As we can see, the outbound sport ranges from 34872 to 34932, none of them are using the same SNAT port.

Next Steps

As far as I understand, this does not apply to CF.

❓ Could you please provide more information on how you reproduced this issue in your environment(s). Ideally an example app and some simple steps would be helpful.

Thanks,
@jrussett

Answer 3 · 2021-05-13T15:59:38.000Z

@jrussett -- Thanks for the response. Let me cogitate it more and see whether I can construct some way to check it out. If I read the k8s article right, the s-port should be different, but 2 containers could try to use the same and run into a race condition, due to how iptable works. The conntrack is a cool tool I haven't used. So I can play with it.

Answer 4 · 2021-05-17T23:31:05.000Z

@jrussett - A quick update.

I have done more digging over the past few days, mainly trying to reproduce the issue. I got some success. From all I can see, it seems to be a TCP port reuse issue.

The app in a Diego Cell connects to the common target (an F5 endpoint).
If the server (F5) disconnects (for whatever reason), the socket in F5 stays in TIME_WAIT for a duration. In our case, most often is idle timeout.
If any app in the Diego Cell tries to connect to the target, using the same source port (which is randomly assigned), the connection would timeout.

I think the issue is always possible, but the likelihood increases for a busy Diego Cell, where multiple containers tend to hit a popular, common target, which is our case.

We are taking several actions.

Work with the F5 team to investigate the TIME_WAIT duration.
Work with our app teams to close idle connections (instead of letting the server closing it).
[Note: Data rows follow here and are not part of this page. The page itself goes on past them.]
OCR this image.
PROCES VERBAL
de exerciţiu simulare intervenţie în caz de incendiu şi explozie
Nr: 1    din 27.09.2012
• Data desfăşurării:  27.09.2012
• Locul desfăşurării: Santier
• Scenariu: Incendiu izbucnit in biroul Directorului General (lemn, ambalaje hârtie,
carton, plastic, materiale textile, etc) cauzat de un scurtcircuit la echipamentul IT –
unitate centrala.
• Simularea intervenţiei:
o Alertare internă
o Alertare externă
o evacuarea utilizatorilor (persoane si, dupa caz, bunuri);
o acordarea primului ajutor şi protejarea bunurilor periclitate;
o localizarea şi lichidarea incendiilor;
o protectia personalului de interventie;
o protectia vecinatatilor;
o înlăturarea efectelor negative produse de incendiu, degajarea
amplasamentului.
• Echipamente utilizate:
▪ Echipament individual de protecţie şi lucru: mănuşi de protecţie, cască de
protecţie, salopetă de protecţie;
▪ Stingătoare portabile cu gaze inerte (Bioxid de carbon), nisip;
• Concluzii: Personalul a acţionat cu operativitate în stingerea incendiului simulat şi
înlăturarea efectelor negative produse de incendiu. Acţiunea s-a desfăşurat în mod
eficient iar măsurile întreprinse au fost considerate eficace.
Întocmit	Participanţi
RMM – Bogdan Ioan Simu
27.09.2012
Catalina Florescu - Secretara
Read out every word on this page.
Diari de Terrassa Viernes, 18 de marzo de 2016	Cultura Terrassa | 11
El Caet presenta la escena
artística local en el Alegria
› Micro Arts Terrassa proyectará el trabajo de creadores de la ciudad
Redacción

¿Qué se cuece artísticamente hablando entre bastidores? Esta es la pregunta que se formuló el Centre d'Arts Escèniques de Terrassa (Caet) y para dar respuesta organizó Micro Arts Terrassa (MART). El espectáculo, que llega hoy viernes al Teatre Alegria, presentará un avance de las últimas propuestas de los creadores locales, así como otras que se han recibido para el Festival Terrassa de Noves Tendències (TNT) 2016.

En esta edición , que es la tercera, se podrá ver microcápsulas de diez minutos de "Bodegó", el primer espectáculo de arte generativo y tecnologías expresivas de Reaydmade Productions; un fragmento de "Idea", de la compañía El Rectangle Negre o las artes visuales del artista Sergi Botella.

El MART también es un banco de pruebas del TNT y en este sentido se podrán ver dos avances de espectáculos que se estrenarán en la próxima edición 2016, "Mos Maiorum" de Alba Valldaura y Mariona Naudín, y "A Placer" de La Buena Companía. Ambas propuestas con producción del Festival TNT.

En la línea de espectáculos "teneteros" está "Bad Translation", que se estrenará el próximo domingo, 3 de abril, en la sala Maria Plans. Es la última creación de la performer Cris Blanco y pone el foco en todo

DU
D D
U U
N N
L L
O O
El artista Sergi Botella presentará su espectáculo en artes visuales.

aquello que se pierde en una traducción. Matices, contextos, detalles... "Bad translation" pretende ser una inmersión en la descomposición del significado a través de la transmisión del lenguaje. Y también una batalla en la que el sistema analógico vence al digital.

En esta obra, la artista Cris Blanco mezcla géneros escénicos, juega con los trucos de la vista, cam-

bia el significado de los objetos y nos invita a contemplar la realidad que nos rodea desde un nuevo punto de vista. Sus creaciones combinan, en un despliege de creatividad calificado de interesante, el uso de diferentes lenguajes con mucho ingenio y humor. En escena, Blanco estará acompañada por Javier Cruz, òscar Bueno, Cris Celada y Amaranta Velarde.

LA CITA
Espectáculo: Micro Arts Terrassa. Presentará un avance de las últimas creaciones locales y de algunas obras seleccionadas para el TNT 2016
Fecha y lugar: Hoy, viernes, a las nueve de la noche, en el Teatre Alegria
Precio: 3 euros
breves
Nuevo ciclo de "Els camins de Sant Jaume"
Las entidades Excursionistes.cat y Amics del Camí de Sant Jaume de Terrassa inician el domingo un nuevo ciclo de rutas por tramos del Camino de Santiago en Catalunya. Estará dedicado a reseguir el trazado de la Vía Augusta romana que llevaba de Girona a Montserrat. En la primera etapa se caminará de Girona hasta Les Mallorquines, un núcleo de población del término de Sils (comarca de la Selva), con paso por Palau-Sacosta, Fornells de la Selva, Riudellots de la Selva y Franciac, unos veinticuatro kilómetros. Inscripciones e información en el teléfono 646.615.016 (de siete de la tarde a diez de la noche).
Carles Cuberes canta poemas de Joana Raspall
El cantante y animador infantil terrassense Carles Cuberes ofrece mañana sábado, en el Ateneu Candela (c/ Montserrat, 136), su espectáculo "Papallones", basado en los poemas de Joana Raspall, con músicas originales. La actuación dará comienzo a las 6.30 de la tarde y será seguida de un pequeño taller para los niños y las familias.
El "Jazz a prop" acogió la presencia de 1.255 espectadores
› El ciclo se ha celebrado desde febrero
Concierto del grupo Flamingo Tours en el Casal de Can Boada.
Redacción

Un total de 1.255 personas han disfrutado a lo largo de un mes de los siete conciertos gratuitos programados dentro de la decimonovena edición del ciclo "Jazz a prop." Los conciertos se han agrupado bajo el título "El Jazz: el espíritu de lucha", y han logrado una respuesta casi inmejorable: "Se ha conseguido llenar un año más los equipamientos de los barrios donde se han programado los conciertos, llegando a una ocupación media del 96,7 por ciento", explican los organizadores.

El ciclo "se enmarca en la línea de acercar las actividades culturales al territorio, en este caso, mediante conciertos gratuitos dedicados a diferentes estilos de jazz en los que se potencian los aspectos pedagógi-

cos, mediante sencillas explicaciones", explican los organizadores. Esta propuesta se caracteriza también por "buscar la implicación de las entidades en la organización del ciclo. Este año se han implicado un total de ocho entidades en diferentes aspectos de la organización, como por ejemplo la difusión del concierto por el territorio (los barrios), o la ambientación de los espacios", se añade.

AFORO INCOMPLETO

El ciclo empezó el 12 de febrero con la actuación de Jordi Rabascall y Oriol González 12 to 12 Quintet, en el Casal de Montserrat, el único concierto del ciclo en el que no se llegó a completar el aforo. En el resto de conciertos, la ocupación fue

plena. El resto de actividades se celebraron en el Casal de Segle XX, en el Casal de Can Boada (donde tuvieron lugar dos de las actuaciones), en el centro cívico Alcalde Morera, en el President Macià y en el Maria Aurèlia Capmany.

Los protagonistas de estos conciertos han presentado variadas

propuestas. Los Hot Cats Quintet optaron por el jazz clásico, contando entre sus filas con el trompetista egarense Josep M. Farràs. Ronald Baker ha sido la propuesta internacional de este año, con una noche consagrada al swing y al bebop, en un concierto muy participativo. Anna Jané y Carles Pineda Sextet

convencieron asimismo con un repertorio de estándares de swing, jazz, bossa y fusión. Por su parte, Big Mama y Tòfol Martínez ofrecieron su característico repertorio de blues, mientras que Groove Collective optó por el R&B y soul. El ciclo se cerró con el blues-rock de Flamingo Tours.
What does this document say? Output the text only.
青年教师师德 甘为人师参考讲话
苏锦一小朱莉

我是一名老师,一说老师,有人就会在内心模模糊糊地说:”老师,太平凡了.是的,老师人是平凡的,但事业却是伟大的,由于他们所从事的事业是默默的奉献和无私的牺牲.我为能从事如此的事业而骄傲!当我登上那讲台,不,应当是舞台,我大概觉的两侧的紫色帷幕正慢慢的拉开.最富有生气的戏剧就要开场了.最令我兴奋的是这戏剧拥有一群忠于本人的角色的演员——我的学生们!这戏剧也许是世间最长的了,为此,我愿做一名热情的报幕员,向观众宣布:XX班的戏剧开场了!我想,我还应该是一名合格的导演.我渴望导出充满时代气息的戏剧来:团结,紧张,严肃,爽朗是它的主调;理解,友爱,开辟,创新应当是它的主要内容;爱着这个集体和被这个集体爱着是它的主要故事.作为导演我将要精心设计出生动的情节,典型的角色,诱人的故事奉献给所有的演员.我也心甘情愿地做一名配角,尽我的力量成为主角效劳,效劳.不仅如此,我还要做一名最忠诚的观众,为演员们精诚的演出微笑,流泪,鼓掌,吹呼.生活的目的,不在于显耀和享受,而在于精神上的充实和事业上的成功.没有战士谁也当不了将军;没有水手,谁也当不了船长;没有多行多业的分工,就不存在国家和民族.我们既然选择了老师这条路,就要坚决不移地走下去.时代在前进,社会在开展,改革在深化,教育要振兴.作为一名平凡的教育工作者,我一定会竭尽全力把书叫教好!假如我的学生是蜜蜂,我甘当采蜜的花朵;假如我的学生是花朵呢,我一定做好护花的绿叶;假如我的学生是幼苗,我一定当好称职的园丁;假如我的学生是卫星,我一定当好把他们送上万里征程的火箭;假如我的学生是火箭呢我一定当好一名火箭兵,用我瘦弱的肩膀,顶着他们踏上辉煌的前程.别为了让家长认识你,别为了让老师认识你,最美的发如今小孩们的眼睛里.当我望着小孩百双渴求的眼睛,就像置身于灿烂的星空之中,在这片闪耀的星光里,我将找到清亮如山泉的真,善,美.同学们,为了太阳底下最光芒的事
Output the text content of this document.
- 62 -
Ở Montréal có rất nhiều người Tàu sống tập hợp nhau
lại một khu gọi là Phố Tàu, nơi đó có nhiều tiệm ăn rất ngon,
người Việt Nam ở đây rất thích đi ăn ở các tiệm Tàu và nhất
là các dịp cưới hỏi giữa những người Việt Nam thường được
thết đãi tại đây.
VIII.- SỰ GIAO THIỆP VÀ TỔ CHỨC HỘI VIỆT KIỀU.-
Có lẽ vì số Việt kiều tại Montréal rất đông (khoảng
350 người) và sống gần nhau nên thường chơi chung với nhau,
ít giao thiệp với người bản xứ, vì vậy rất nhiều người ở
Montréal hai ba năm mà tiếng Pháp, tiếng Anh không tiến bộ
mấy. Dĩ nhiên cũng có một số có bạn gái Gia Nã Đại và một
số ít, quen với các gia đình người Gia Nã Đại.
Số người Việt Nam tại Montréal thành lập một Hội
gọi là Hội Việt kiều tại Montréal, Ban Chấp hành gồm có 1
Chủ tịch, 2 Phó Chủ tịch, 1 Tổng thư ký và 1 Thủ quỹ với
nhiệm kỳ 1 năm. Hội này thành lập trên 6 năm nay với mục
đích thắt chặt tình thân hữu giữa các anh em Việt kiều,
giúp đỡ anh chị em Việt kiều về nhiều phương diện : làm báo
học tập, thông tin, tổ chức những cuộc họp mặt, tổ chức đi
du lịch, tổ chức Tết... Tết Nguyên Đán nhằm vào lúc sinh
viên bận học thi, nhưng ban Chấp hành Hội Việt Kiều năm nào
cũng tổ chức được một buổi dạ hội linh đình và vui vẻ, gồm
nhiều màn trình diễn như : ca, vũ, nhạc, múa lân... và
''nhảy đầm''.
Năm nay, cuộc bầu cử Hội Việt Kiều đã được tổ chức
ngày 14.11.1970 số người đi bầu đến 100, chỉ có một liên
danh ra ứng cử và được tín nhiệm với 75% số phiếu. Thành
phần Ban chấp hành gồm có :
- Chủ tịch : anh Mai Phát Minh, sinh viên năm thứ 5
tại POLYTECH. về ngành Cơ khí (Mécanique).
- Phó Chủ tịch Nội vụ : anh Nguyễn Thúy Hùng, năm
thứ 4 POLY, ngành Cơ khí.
Thanks for the investigation.
I think we can close the issue.

Answer 5 · 2021-06-30T21:05:35.000Z

@jrussett - In case you wonder, we finally found out the reason. In case the server (F5) terminates the connection , and the socket is in FIN_WAIT_2 stage, the client should send in the FIN packet to close the connection. If somehow the client is busy, and the FIN packet is delayed or never sent, the server (F5) won't accept new connections on the same source port during the FIN_WAIT_2 stage. F5 actually has an article on this. I re-examined the tcpdump captures and they all match.

Thanks
Yansheng

Answer 6 · 2021-12-30T21:08:02.000Z

This has been confirmed as an F5 config issue.